Fazit: Wer „rein positiv“ trainieren will, muss sich vorab schon sehr genau orientieren, was für den einzelnen, individuellen Hund Strafe und was Belohnung ist. Und das bei jedem Hund, der zum Training kommt.

Dazu kommt dann noch, dass ich einem Hund, dem ich ein Spielzeug gebe, dieses auch irgendwann wieder wegnehmen muss, wenn das Training weiter gehen soll. Spätestens in diesem Moment liegt die negative Strafe vor, die mit Enttäuschung und Frust einhergeht. Beides ist vom Grunde her, mit positivem Training nicht zu vereinbaren. Genauso muss ich einem Hund den ich mit Futter belohnen möchte, natürlich erst mal in einen Zustand versetzen, in dem dieser Futter als Belohnung ansieht. Wenn ich einen Hund habe, der 24 Stunden am Tag Futter zur freien Verfügung hat, den kann ich in der Regel mit Futter nicht belohnen. Ich müsste also vorab seine Futterration einschränken, ihn bspw. ein paar Stunden vor dem Training nicht mehr füttern und so erst mal ein gewisses Hungergefühl erzeugen. Wenn ich dies bewusst machen muss, um überhaupt eine Futterbelohnung einsetzen zu können, wäre dies aber per Definition schon nicht mehr rein positiv.
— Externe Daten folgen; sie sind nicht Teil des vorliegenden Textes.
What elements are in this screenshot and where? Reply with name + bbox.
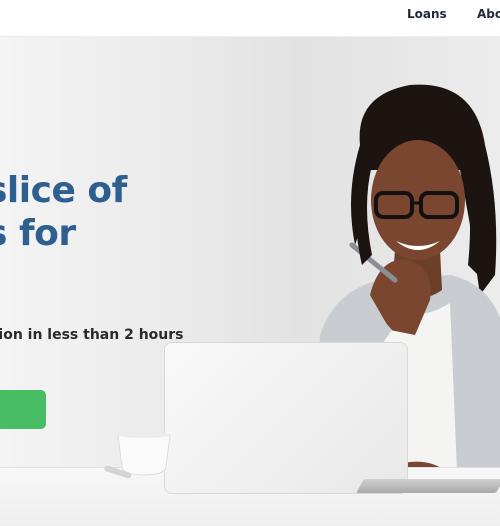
top-nav: Loans Abo <box>0 0 500 37</box>
nav-link-about[interactable]: Abo <box>477 7 500 21</box>
headline-line-2: s for <box>0 213 76 254</box>
coffee-mug-image <box>117 432 171 476</box>
hero-subline: illion in less than 2 hours <box>0 327 184 343</box>
hero-cta-button[interactable] <box>0 390 46 429</box>
laptop-image <box>164 342 408 494</box>
headline-line-3: ! <box>0 255 196 298</box>
laptop-keyboard-image <box>355 479 500 493</box>
nav-link-loans[interactable]: Loans <box>407 7 447 21</box>
hero-section: slice of s for ! illion in less than 2 h… <box>0 37 500 526</box>
headline-line-1: slice of <box>0 170 127 211</box>
hero-headline: slice of s for ! <box>0 169 196 298</box>
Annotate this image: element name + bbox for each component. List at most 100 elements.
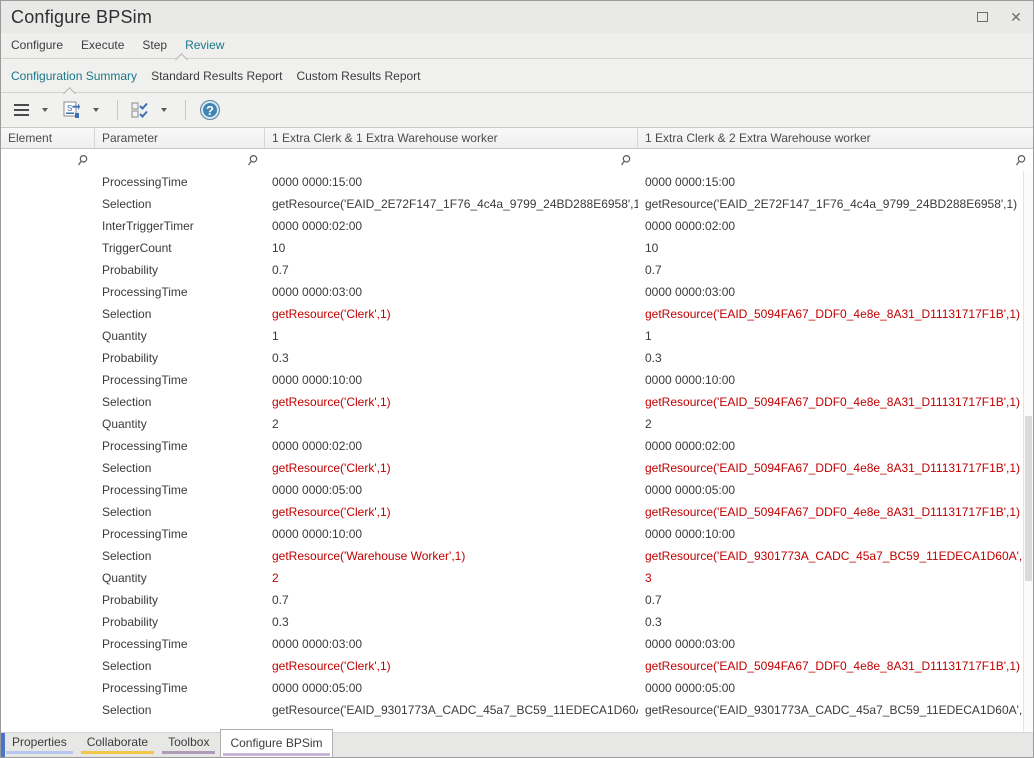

Philosophische Betrachtung der Situation

Man kann diese Situation aus zwei Perspektiven betrachten:

  1. Ich füge dem Hund ein Hungergefühl hinzu (positive Strafe) um dieses dann durch Futter im Training zu entfernen (negative Belohnung) und erreiche so eine Verstärkung des erwünschten Verhaltens.
  2. Ich versetze den Hund in eine Verfassung, in der eine positive Belohnung mit Futter als Verstärker funktioniert. Da dieser Eingriff in das Wohlbefinden des Hundes aber eben nicht auf ein spezifisches Verhalten des Hundes bezogen ist, ist es lt. Lerntheorie keine Strafe. Dennoch nutze ich diesen Zustand dann im Training aus, um mittels Futterbelohnung zum einen diesen negativen Zustand zu verbessern (negative Belohnung) und gleichzeitig etwas positives hinzuzufügen (Futterbelohnung=positive Belohnung).
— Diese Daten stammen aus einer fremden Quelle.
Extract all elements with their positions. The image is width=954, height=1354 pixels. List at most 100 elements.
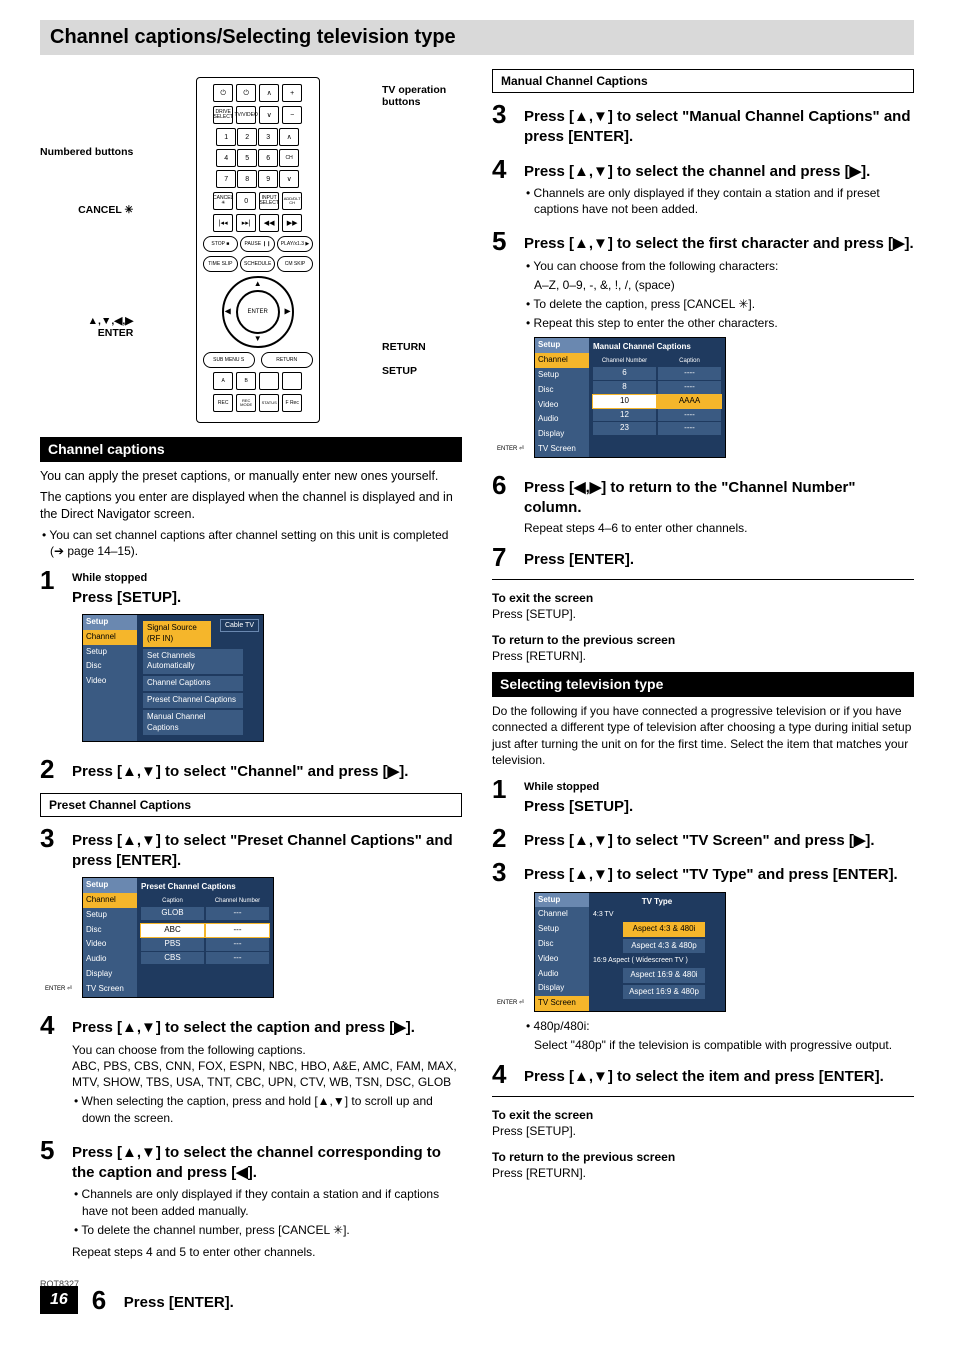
add-dlt-button: ADD/DLT CH	[282, 192, 302, 210]
r-step6-instr: Press [◀,▶] to return to the "Channel Nu…	[524, 478, 914, 519]
menu2-r2c1: ---	[206, 924, 269, 937]
tv-step1-instr: Press [SETUP].	[524, 797, 914, 817]
left-column: Numbered buttons CANCEL ✳ ▲,▼,◀,▶ ENTER …	[40, 69, 462, 1314]
menu-tv-type: Setup Channel Setup Disc Video Audio Dis…	[534, 892, 726, 1012]
page-title: Channel captions/Selecting television ty…	[40, 20, 914, 55]
menu3-r1c0: 8	[593, 381, 656, 394]
intro-bullet: • You can set channel captions after cha…	[40, 527, 462, 559]
step5-bul2: • To delete the channel number, press [C…	[72, 1222, 462, 1238]
key-7: 7	[216, 170, 236, 188]
ff-button: ▶▶	[282, 214, 302, 232]
tv-step4-instr: Press [▲,▼] to select the item and press…	[524, 1067, 914, 1087]
menu1-opt-3: Manual Channel Captions	[143, 710, 243, 736]
menu2-item-5: Display	[83, 967, 137, 982]
r-step-3: 3 Press [▲,▼] to select "Manual Channel …	[492, 101, 914, 148]
step1-small: While stopped	[72, 571, 462, 586]
remote-diagram: Numbered buttons CANCEL ✳ ▲,▼,◀,▶ ENTER …	[40, 77, 462, 423]
menu1-item-setup: Setup	[83, 645, 137, 660]
step-2: 2 Press [▲,▼] to select "Channel" and pr…	[40, 756, 462, 782]
step4-line2: ABC, PBS, CBS, CNN, FOX, ESPN, NBC, HBO,…	[72, 1058, 462, 1090]
r-step5-bul2: • To delete the caption, press [CANCEL ✳…	[524, 296, 914, 312]
setup-button	[282, 372, 302, 390]
dpad: ENTER ▲ ▼ ◀ ▶	[222, 276, 294, 348]
r-step4-bul: • Channels are only displayed if they co…	[524, 185, 914, 217]
menu2-item-1: Setup	[83, 908, 137, 923]
tv-step1-small: While stopped	[524, 780, 914, 795]
menu2-r0c1: ---	[206, 907, 269, 920]
menu3-item-0: Channel	[535, 353, 589, 368]
menu3-r4c1: ----	[658, 422, 721, 435]
stop-button: STOP ■	[203, 236, 238, 252]
menu3-r2c1: AAAA	[658, 395, 721, 408]
menu2-item-6: TV Screen	[83, 982, 137, 997]
create-chapter-button	[259, 372, 279, 390]
right-column: Manual Channel Captions 3 Press [▲,▼] to…	[492, 69, 914, 1314]
cmskip-button: CM SKIP	[277, 256, 312, 272]
menu2-r2c0: ABC	[141, 924, 204, 937]
r-step5-bul1b: A–Z, 0–9, -, &, !, /, (space)	[524, 277, 914, 293]
key-5: 5	[237, 149, 257, 167]
r-step7-instr: Press [ENTER].	[524, 550, 914, 570]
menu4-opt2-1: Aspect 16:9 & 480p	[623, 985, 705, 1000]
menu3-head-l: Channel Number	[593, 356, 656, 366]
right-arrow-icon: ▶	[285, 307, 291, 318]
ch-down2-button: ∨	[279, 170, 299, 188]
menu2-item-4: Audio	[83, 952, 137, 967]
ch-up2-button: ∧	[279, 128, 299, 146]
menu-preset-captions: Setup Channel Setup Disc Video Audio Dis…	[82, 877, 274, 997]
menu2-r4c0: CBS	[141, 952, 204, 965]
menu3-title: Manual Channel Captions	[593, 342, 721, 353]
menu3-r1c1: ----	[658, 381, 721, 394]
menu3-r3c0: 12	[593, 409, 656, 422]
menu4-grp2: 16:9 Aspect ( Widescreen TV )	[593, 956, 721, 965]
callout-setup: SETUP	[382, 366, 417, 378]
menu4-enter-label: ENTER ⏎	[497, 999, 524, 1007]
menu3-item-6: TV Screen	[535, 442, 589, 457]
page-footer: RQT8327 16 6 Press [ENTER].	[40, 1278, 462, 1314]
menu1-right-label: Cable TV	[220, 619, 259, 632]
menu2-item-3: Video	[83, 937, 137, 952]
ch-up-button: ∧	[259, 84, 279, 102]
tv-video-button: TV/VIDEO	[236, 106, 256, 124]
r-step-7: 7 Press [ENTER].	[492, 544, 914, 570]
recmode-button: REC MODE	[236, 394, 256, 412]
menu2-item-2: Disc	[83, 923, 137, 938]
menu2-item-0: Channel	[83, 893, 137, 908]
return-button: RETURN	[261, 352, 313, 368]
tv-step2-instr: Press [▲,▼] to select "TV Screen" and pr…	[524, 831, 914, 851]
step5-bul1: • Channels are only displayed if they co…	[72, 1186, 462, 1218]
menu3-head-r: Caption	[658, 356, 721, 366]
menu1-header: Setup	[83, 615, 137, 630]
menu2-r0c0: GLOB	[141, 907, 204, 920]
r-step3-instr: Press [▲,▼] to select "Manual Channel Ca…	[524, 107, 914, 148]
menu1-item-disc: Disc	[83, 659, 137, 674]
callout-tv-op: TV operation buttons	[382, 85, 462, 108]
input-select-button: INPUT SELECT	[259, 192, 279, 210]
r-step5-bul1: • You can choose from the following char…	[524, 258, 914, 274]
menu2-r1c0	[141, 921, 204, 923]
prev-head-2: To return to the previous screen	[492, 1149, 914, 1165]
page-number: 16	[40, 1286, 78, 1314]
down-arrow-icon: ▼	[254, 334, 262, 345]
intro-text-2: The captions you enter are displayed whe…	[40, 489, 462, 523]
timeslip-button: TIME SLIP	[203, 256, 238, 272]
key-0: 0	[236, 192, 256, 210]
step-3: 3 Press [▲,▼] to select "Preset Channel …	[40, 825, 462, 1004]
step6-instr: Press [ENTER].	[124, 1293, 462, 1313]
menu3-r2c0: 10	[593, 395, 656, 408]
tv-intro: Do the following if you have connected a…	[492, 703, 914, 768]
menu2-head-r: Channel Number	[206, 896, 269, 906]
dvd-power-button: ⏻	[213, 84, 233, 102]
menu3-header: Setup	[535, 338, 589, 353]
frec-button: F Rec	[282, 394, 302, 412]
menu1-opt-2: Preset Channel Captions	[143, 693, 243, 708]
step2-instr: Press [▲,▼] to select "Channel" and pres…	[72, 762, 462, 782]
menu4-title: TV Type	[593, 897, 721, 908]
menu4-opt2-0: Aspect 16:9 & 480i	[623, 968, 705, 983]
menu3-item-2: Disc	[535, 383, 589, 398]
menu4-item-4: Audio	[535, 967, 589, 982]
left-arrow-icon: ◀	[225, 307, 231, 318]
step4-line1: You can choose from the following captio…	[72, 1042, 462, 1058]
r-step6-sub: Repeat steps 4–6 to enter other channels…	[524, 520, 914, 536]
menu2-r3c1: ---	[206, 938, 269, 951]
Egal welchen beiden Szenarien man jetzt den Vorzug gibt, sollte man sich überlegen, ob es denn, wenn man rein positiv trainieren möchte, ethisch zu vertreten ist, den Hund der bisher kein Hungergefühl kannte, jetzt in einen hungrigen Zustand zu versetzen. Anders natürlich bei einem Hund den man ohnehin nur einmal am Tag füttert. Für den gehört der Zustand mit leerem Magen ja zum „normalen Leben“ dazu.

Und dann bleibt noch die Frage, wie wir im „rein positiven“ Training mit unerwünschtem Verhalten umgehen? Dieser Frage gehen wir in einem separaten Beitrag nach: Der Umgang mit unerwünschtem Verhalten im „rein positiven“ Training

Fazit

Positiv trainieren ist eine gute Sache, aber „rein positiv“ ist in der Praxis nicht möglich. Wer das behauptet übersieht da grundlegende Aspekte der Lerntheorie oder verdrängt, was für Hunde Strafe und Belohnung ist.